Com a palavra, o procurador-geral
O chefe do Ministério Público do Pará, Gilberto Valente Martins, procurado pelo Ver-o-Fato, declarou que já foi notificado pelo juiz Raimundo Santana para tomar ciência da ação e apresentar manifestação preliminar. Ele disse que o site do órgão, na gestão dele, é eficiente, ágil e transparente, não esconde nada. Tanto que é tido, em levantamento nacional, entre os três de melhor desempenho do país.
“Todas as informações sobre licitações, pagamentos, diárias e acumulações estão lá, disponíveis para quem quiser acessá-las”, resumiu Gilberto Martins.
Chamadas à lide
Como a questão é complexa, o Ver-o-Fato ouviu o advogado Ismael Moraes, especialista em Direito Público, que não se viu em condição de fazer considerações sobre o mérito da causa, mas observou da possível determinação pelo juiz para que seja “emendada” a petição inicial da ação.

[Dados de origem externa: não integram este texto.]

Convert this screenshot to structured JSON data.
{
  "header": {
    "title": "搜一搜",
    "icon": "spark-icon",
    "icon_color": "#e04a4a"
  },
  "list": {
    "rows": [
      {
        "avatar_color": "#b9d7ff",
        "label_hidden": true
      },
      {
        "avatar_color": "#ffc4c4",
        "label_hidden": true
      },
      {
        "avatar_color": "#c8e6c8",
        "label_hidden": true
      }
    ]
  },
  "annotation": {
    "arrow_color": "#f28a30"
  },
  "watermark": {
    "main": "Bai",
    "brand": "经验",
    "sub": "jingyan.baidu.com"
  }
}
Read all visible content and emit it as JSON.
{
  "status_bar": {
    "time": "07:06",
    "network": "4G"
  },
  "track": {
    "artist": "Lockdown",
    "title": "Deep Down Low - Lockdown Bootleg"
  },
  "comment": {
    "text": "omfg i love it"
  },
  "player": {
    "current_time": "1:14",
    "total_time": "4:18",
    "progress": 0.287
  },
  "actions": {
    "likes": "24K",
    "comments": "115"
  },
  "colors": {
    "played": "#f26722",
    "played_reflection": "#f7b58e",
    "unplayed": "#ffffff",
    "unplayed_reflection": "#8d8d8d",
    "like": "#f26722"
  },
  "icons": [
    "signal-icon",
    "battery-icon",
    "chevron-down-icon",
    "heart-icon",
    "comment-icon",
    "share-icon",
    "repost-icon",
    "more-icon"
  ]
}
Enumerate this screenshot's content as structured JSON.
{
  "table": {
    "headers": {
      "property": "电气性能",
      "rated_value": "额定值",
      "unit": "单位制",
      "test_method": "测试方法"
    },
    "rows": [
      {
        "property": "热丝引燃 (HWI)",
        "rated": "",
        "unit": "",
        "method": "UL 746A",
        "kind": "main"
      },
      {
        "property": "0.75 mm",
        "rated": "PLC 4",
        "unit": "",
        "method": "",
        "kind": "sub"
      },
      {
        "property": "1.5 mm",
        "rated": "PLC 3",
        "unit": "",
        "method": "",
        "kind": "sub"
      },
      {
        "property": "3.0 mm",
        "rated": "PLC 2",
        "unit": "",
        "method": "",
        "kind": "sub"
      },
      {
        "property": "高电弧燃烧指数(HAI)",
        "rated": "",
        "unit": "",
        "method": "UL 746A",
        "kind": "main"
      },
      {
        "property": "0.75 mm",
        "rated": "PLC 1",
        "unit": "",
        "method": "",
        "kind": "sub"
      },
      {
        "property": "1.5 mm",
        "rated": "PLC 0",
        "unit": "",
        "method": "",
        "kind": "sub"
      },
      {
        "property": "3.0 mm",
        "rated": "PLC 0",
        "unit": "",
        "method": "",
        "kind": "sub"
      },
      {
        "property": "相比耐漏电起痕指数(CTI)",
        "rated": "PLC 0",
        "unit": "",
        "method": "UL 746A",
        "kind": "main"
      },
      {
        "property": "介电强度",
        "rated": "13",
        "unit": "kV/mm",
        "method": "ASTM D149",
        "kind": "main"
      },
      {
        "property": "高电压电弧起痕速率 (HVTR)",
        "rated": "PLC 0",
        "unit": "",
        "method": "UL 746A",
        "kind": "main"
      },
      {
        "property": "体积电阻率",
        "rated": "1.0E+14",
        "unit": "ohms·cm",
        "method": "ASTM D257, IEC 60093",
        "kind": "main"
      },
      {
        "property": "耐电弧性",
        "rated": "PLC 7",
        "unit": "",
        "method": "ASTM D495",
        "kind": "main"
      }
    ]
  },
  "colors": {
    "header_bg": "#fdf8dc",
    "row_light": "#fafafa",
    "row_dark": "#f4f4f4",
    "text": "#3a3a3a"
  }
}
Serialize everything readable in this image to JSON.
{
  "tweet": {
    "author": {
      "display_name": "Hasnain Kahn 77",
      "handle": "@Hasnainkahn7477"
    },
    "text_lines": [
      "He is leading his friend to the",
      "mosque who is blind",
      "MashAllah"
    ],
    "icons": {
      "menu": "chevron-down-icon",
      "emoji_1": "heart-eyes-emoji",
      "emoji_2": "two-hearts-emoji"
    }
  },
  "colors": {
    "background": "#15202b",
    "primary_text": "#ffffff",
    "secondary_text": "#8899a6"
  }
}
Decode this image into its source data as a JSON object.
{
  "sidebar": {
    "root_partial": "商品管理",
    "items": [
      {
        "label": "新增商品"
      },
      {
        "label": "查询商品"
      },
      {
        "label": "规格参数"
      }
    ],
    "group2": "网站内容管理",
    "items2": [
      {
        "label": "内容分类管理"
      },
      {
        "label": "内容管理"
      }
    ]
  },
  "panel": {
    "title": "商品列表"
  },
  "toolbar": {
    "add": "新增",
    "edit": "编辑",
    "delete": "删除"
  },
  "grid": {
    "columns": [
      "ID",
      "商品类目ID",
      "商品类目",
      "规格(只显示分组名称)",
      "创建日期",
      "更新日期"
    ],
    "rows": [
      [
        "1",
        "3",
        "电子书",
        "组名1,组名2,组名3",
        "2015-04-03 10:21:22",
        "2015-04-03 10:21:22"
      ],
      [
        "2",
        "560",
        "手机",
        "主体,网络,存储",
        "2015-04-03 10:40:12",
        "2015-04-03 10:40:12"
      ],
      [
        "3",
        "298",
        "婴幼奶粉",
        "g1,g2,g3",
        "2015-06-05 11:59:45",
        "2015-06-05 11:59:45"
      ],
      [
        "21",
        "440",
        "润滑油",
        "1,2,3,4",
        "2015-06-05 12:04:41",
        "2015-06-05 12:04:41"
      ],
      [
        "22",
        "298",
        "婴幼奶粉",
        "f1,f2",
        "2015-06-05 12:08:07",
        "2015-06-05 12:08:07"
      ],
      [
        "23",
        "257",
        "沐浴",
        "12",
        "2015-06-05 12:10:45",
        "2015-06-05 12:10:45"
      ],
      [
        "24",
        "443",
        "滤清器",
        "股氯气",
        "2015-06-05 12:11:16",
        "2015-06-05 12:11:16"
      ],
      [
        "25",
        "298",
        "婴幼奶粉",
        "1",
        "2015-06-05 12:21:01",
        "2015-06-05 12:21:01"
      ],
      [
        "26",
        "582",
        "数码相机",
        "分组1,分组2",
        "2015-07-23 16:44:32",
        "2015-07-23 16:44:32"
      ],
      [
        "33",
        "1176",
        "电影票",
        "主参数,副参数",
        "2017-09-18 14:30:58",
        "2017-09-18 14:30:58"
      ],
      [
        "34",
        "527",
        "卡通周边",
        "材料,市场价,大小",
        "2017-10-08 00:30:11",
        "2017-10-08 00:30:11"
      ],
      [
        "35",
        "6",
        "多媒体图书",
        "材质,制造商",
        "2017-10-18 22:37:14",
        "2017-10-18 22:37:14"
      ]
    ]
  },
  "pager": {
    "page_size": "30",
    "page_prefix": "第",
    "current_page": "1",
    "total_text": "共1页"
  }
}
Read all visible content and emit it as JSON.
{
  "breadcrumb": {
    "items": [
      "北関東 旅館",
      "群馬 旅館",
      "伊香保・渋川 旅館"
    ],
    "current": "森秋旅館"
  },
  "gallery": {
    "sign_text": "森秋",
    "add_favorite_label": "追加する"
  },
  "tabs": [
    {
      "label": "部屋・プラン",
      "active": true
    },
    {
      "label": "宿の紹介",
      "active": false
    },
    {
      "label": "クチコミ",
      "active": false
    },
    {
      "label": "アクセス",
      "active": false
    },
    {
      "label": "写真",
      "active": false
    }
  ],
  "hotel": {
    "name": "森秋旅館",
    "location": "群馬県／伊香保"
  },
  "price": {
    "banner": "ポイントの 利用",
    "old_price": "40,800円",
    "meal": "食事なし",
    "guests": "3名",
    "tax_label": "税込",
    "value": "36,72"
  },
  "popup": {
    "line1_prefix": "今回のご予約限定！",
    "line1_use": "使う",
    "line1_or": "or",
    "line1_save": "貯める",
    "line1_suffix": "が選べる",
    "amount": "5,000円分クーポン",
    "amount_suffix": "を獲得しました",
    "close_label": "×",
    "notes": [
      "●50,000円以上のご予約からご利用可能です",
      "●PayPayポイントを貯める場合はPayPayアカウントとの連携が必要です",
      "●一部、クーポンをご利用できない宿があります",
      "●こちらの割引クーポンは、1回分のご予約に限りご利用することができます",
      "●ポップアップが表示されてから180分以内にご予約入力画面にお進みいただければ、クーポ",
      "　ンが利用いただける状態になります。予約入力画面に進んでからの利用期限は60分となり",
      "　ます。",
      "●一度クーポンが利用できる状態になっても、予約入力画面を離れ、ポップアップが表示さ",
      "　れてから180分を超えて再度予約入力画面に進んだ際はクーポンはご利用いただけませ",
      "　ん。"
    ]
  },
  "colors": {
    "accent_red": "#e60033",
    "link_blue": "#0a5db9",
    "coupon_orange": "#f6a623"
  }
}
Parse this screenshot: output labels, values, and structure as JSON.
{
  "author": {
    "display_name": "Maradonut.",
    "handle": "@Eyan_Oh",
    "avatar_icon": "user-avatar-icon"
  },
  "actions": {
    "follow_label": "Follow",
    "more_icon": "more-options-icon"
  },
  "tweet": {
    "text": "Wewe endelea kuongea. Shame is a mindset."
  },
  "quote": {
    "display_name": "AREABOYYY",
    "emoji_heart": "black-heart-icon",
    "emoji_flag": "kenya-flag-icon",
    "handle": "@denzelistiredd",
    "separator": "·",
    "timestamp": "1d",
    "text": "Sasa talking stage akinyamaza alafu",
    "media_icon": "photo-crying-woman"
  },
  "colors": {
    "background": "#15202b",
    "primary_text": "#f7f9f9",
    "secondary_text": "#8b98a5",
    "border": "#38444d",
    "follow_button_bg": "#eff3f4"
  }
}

“A ação subjuga apenas o procurador-geral Gilberto Martins como réu, mas são atribuídas irregularidades na concessão de direitos e benefícios a vários promotores de Justiça. Entretanto, as pessoas supostamente favorecidas nesses cargos não foram colocadas no polo passivo da ação, ou, de qualquer modo, chamadas à lide como litisconsortes passivos necessários. Ora, se há pedido para suspensão e anulação de direitos ou benefícios de terceiros eles devem ser obrigatoriamente submetidos ao processo para se defender, como garantia constitucional de ampla defesa elementar. Sendo assim, devem haver percalços até que o juiz possa apreciar o pedido de liminar”, afirma Moraes.